View of St. Mark's English Church, Florence.
Reviewed by James Karas
How is this for an opera season: forty-five performances of ten operas and an evening of love duets. Most opera companies don’t come even near those numbers.
Early September can be a dry month for operas in many cities. But that does not apply tp Florence, Italy where St. Mark’s Opera Company started its fall season on September 2.
Producing opera in St. Mark’s, the English Church in Florence, is like entering a boxing match with one hand tied behind your back. The odds are stacked against you but that does not mean you will not get in a lot of jabs and hooks to leave your supporters cheering.
The programme lists only four singers, a pianist and a Narrator. The latter is Franz Moser who, with his wife Ilse, founded the opera company that is now in its twelfth season. No director is listed and I will assume that Moser does that job. He is also the audience welcoming committee, the prop mover between acts and who knows what else.
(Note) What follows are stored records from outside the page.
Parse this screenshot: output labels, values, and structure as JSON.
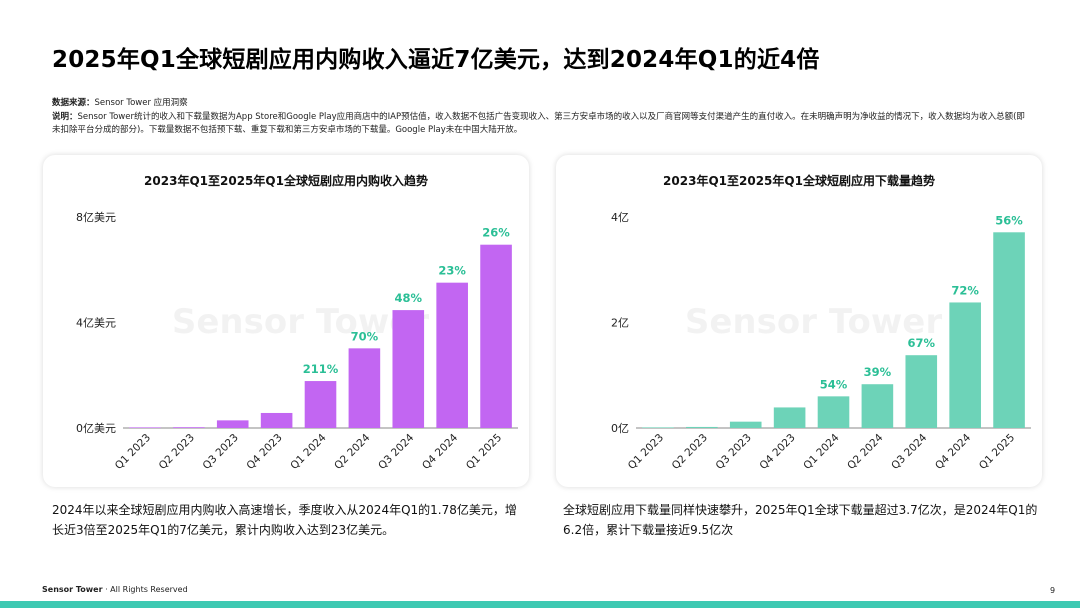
{
  "page": {
    "title": "2025年Q1全球短剧应用内购收入逼近7亿美元，达到2024年Q1的近4倍",
    "source_label": "数据来源：",
    "source_text": "Sensor Tower 应用洞察",
    "note_label": "说明：",
    "note_text": "Sensor Tower统计的收入和下载量数据为App Store和Google Play应用商店中的IAP预估值，收入数据不包括广告变现收入、第三方安卓市场的收入以及厂商官网等支付渠道产生的直付收入。在未明确声明为净收益的情况下，收入数据均为收入总额(即未扣除平台分成的部分)。下载量数据不包括预下载、重复下载和第三方安卓市场的下载量。Google Play未在中国大陆开放。",
    "desc_left": "2024年以来全球短剧应用内购收入高速增长，季度收入从2024年Q1的1.78亿美元，增长近3倍至2025年Q1的7亿美元，累计内购收入达到23亿美元。",
    "desc_right": "全球短剧应用下载量同样快速攀升，2025年Q1全球下载量超过3.7亿次，是2024年Q1的6.2倍，累计下载量接近9.5亿次",
    "footer_brand": "Sensor Tower",
    "footer_rights": "All Rights Reserved",
    "page_number": "9",
    "watermark": "Sensor Tower"
  },
  "chart_data": [
    {
      "type": "bar",
      "title": "2023年Q1至2025年Q1全球短剧应用内购收入趋势",
      "categories": [
        "Q1 2023",
        "Q2 2023",
        "Q3 2023",
        "Q4 2023",
        "Q1 2024",
        "Q2 2024",
        "Q3 2024",
        "Q4 2024",
        "Q1 2025"
      ],
      "values": [
        0.01,
        0.03,
        0.29,
        0.57,
        1.78,
        3.02,
        4.47,
        5.51,
        6.95
      ],
      "data_labels": [
        "",
        "",
        "",
        "",
        "211%",
        "70%",
        "48%",
        "23%",
        "26%"
      ],
      "ytick_labels": [
        "0亿美元",
        "4亿美元",
        "8亿美元"
      ],
      "ytick_values": [
        0,
        4,
        8
      ],
      "ylim": [
        0,
        8
      ],
      "bar_color": "#c266f2",
      "label_color": "#2bbf96",
      "grid": false
    },
    {
      "type": "bar",
      "title": "2023年Q1至2025年Q1全球短剧应用下载量趋势",
      "categories": [
        "Q1 2023",
        "Q2 2023",
        "Q3 2023",
        "Q4 2023",
        "Q1 2024",
        "Q2 2024",
        "Q3 2024",
        "Q4 2024",
        "Q1 2025"
      ],
      "values": [
        0.005,
        0.02,
        0.12,
        0.39,
        0.6,
        0.83,
        1.38,
        2.38,
        3.71
      ],
      "data_labels": [
        "",
        "",
        "",
        "",
        "54%",
        "39%",
        "67%",
        "72%",
        "56%"
      ],
      "ytick_labels": [
        "0亿",
        "2亿",
        "4亿"
      ],
      "ytick_values": [
        0,
        2,
        4
      ],
      "ylim": [
        0,
        4
      ],
      "bar_color": "#6dd3b8",
      "label_color": "#2bbf96",
      "grid": false
    }
  ]
}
Much credit goes to the singers who perform under less than ideal conditions. Elise Efremov is a lovely and lively Susanna. She sings beautifully in challenging surroundings and is spritely and comic. Alvaro Lozano has a good, big voice but he suffered from the acoustics of the Church.
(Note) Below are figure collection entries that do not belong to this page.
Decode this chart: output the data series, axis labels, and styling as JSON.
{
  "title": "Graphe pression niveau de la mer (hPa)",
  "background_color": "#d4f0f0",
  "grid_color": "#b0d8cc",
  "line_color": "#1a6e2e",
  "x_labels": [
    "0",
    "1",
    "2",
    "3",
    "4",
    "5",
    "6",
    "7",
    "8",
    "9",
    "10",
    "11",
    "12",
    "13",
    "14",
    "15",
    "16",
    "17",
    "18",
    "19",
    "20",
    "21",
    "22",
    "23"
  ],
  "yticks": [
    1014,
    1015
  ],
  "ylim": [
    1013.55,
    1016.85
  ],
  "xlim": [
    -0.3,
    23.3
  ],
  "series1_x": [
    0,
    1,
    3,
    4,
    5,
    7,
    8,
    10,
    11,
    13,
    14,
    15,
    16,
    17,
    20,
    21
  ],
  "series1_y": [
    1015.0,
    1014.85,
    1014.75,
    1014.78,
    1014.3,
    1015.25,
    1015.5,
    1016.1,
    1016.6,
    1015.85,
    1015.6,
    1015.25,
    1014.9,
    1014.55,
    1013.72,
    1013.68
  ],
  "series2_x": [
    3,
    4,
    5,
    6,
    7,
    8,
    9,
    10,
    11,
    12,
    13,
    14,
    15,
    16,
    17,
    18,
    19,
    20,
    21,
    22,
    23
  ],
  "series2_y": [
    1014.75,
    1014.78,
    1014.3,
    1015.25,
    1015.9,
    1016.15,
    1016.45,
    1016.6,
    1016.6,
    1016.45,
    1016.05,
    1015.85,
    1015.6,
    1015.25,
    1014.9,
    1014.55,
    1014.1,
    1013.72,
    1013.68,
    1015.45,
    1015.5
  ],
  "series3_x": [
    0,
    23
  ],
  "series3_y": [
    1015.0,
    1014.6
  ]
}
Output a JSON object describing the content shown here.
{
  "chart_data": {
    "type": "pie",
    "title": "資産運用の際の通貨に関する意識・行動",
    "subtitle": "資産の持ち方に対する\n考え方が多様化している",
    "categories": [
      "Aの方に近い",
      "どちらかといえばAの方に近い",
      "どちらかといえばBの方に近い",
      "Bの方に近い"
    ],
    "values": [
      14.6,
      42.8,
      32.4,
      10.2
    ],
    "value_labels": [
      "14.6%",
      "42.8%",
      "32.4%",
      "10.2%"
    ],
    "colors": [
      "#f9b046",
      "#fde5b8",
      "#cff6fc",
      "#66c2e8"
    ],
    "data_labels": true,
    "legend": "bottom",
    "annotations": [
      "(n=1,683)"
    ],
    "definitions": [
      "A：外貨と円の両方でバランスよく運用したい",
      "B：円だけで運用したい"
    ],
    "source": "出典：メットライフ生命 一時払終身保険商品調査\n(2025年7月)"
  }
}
Chiara Panacci was a moving Contessa Almaviva. One could see why the Count’s eye may stray toward the lively Susanna but Panacci’s rendition of her two great arias, “Porgi amor” and “Dove sono” convince us that she deserves to be treated well.
Franco Rossi as Almaviva was impressive and when caught acting like a fool with an axe in his hand, he was quite funny. Eva Mabellini was fine vocally as a red-haired Cherubino but she was somewhat stilted in a role that requires a body trembling with sexual excitement.
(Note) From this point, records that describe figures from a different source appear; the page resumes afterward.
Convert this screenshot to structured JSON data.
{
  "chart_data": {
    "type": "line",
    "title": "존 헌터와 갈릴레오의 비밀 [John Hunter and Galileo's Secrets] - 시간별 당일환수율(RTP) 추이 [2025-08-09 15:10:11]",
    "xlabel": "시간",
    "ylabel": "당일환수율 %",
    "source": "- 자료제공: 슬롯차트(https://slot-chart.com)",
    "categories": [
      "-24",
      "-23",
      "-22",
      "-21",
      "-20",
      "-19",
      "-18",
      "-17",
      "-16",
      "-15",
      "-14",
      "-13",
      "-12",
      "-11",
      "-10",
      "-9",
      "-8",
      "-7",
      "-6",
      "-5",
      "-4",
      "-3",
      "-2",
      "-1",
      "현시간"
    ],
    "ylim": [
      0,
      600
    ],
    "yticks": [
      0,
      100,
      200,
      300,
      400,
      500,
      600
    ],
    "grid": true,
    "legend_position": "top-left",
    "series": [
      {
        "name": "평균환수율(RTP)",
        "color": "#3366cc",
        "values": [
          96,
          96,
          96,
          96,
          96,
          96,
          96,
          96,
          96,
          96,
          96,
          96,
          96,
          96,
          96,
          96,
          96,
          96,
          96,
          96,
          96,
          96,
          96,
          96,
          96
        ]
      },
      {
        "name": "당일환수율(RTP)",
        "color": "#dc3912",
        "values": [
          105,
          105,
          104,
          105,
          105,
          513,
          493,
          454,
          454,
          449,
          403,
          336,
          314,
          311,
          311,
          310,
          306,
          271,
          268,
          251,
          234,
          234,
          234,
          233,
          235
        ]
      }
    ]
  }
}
All the other characters and the chorus were deleted and as a result the opera was done in two hours including an intermission.
The vaulted ceiling of St. Mark’s Church is not opera-friendly. The piano playing of Eugenio Milazzo displayed some very intricate finger acrobatics but it suffered for coming out fortissimo because of the acoustics when less volume would have been more pleasing to the ear. The same fate befell the singers especially the strong, low registers of Rossi and Lozano. The sopranos fared better.
In the tiny playing area of the church there is hardly much room for maneuvering and the set consisted of a couch and a few essential furniture. The seats did not allow much of a view and we had to settle for seeing most things above the knees of the singers.
Yes, this is not La Scala but there is an intimacy and a sense of opera in the raw and on the inexpensive all worthwhile.